42. Başvuru konusu olayda, başvurucunun İzmir Konak 5. Bölge İmariye Mah. 231 pafta 1633 ada 10 parselde kayıtlı 356 metrekarelik konut ve işyeri olarak kullanılan taşınmazının da bulunduğu alan 4/5/1998 tarih ve 11100 sayılı Bakanlar Kurulu kararı ile afete maruz bölge ilan edilmiş, İzmir Büyükşehir Belediye Meclisinin 10/10/2005 tarih ve 888 sayılı kararı ile afete maruz bölgelerde yapılacak kamulaştırma işlemleri belediyenin 5 yıllık imar planına alınmış, Belediye Meclisinin 17/2/2006 tarihli kararı ile İzmir İli Afete Maruz Bölgelerde Kalan Taşınmazların Tasfiyesi ve Konut Satışına Dair Yönetmelik kabul edilerek İzmir Büyükşehir Belediye Encümeninin 20/7/2006 tarih ve 264 sayılı kararı ile de afete maruz bölgelerde zemin ve zemin üstü kamulaştırma işlemlerine başlanılmasına karar verilmiştir.

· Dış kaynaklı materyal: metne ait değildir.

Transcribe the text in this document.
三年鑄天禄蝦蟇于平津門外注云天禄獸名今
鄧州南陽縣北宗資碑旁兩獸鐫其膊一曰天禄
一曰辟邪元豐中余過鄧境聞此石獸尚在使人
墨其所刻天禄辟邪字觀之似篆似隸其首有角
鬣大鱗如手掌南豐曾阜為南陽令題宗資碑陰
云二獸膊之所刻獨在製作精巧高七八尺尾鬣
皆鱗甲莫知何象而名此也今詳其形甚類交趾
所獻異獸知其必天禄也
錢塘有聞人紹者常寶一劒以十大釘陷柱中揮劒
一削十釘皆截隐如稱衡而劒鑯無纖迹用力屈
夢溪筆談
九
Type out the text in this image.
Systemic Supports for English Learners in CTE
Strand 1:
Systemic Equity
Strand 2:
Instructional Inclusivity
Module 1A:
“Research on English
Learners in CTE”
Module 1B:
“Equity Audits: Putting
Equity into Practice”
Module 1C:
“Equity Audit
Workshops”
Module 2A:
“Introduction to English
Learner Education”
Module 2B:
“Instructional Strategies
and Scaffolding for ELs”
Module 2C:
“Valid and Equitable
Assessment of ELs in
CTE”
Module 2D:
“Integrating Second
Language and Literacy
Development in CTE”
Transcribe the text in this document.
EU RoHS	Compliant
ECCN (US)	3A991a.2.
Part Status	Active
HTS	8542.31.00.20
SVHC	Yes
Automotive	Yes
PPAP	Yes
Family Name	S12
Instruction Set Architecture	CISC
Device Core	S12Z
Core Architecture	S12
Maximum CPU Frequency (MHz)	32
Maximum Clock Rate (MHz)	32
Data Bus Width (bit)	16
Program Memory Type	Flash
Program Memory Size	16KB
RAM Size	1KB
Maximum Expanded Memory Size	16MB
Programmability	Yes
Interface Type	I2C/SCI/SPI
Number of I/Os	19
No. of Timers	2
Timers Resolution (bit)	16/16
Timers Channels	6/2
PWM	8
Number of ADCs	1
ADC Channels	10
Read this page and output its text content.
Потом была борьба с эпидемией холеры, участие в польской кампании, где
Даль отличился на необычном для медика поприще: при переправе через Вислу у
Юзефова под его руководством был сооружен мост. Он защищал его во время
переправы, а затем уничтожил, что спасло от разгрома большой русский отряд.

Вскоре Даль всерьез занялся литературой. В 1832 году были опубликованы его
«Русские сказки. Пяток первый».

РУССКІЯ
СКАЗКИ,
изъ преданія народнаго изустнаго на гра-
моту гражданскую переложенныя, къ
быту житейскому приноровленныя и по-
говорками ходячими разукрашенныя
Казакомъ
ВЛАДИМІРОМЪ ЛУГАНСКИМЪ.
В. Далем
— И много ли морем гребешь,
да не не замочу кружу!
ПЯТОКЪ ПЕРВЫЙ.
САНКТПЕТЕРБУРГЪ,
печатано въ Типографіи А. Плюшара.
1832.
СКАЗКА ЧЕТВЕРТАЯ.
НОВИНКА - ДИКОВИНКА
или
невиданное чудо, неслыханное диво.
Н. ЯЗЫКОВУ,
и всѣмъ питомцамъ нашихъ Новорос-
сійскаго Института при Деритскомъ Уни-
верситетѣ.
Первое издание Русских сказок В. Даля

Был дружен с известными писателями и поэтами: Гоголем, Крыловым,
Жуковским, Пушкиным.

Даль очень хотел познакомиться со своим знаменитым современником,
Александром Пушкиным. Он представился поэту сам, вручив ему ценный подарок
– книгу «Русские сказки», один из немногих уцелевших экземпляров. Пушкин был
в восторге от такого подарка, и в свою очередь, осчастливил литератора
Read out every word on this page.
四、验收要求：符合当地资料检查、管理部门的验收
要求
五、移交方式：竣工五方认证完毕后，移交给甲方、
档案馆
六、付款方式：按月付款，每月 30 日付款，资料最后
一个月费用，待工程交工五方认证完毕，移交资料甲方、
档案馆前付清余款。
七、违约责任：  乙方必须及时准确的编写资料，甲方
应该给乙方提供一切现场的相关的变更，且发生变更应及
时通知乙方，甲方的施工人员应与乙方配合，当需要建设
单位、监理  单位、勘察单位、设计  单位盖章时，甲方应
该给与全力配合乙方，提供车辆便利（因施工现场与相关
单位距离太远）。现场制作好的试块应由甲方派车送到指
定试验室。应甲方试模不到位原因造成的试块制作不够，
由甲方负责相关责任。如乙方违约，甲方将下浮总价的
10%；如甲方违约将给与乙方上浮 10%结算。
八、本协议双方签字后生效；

43. Başvurucu tarafından kamulaştırma işleminin iptali istemiyle açılan davada İzmir İdare Mahkemesi, kamu idarelerinin kamu hizmetlerini yerine getirmek üzere kamulaştırma yapabileceklerini, başvurucuya ait taşınmazın da bulunduğu alanın Bakanlar Kurulu kararı ile afete maruz bölge ilan edildiğini, bu karara karşı dava açılmadığını, söz konusu bölgenin 1/1000 ölçekli imar planında "jeolojik sakıncası nedeniyle yapı yasağı getirilen alan" olarak ayrıldığını, bölgede yapılaşma yasağı bulunduğunu, bu nedenle söz konusu bölgede gecekondu ve kaçak yapısı olanların hak sahibi yapılarak TOKİ tarafından yaptırılacak konutlara naklinin öngörüldüğünü, bu nedenlerle afete maruz bölge ilan edilen ve yapı yasağı bulunan bölge içinde kalan başvurucuya ait taşınmazın kamulaştırılmasına ilişkin dava konusu işlemde mevzuata ve hukuka aykırılık bulunmadığını belirterek davayı reddetmiştir.

44. Başvurucu iddialarının mevzuatın yorumlanmasına ve esas itibarıyla yargılamanın sonucuna ilişkin olduğu, etnik kökeni nedeniyle taşınmazının bulunduğu alanda kamulaştırma yapıldığı hakkında ise herhangi bir somut bilgi ve belge ileri sürmediği anlaşılmaktadır.

45. Adil yargılanma hakkı bireylere dava sonucunda verilen kararların değil, yargılama sürecinin ve usulünün adil olup olmadığını denetletme imkânı verir. Bu nedenle, bireysel başvuruda adil yargılanmaya ilişkin şikâyetlerin incelenebilmesi için başvurucunun yargılama sürecinde haklarına saygı gösterilmediğine, bu çerçevede yargılama sürecinde karşı tarafın sunduğu deliller ve görüşlerden bilgi sahibi olamadığı veya bunlara etkili bir şekilde itiraz etme fırsatı bulamadığı, kendi delillerini ve iddialarını sunamadığı ya da uyuşmazlığın çözüme kavuşturulmasıyla ilgili iddialarının derece mahkemesi tarafından dinlenmediği veya kararın gerekçesiz olduğu gibi, mahkeme kararının oluşumuna sebep olan unsurlardan değerlendirmeye alınmamış eksiklik, ihmal ya da bariz takdir hatası veya açık keyfiliğe ilişkin bir bilgi ya da belge sunmuş olması gerekir. Somut olayda başvurucu yargılama sürecinin hakkaniyete aykırı olduğuna dair bir bilgi ya da belge sunmadığı, aksine yargılama sonucunda verilen kararın içeriğinin adil olmadığı şikâyetini dile getirdiği anlaşılmaktadır.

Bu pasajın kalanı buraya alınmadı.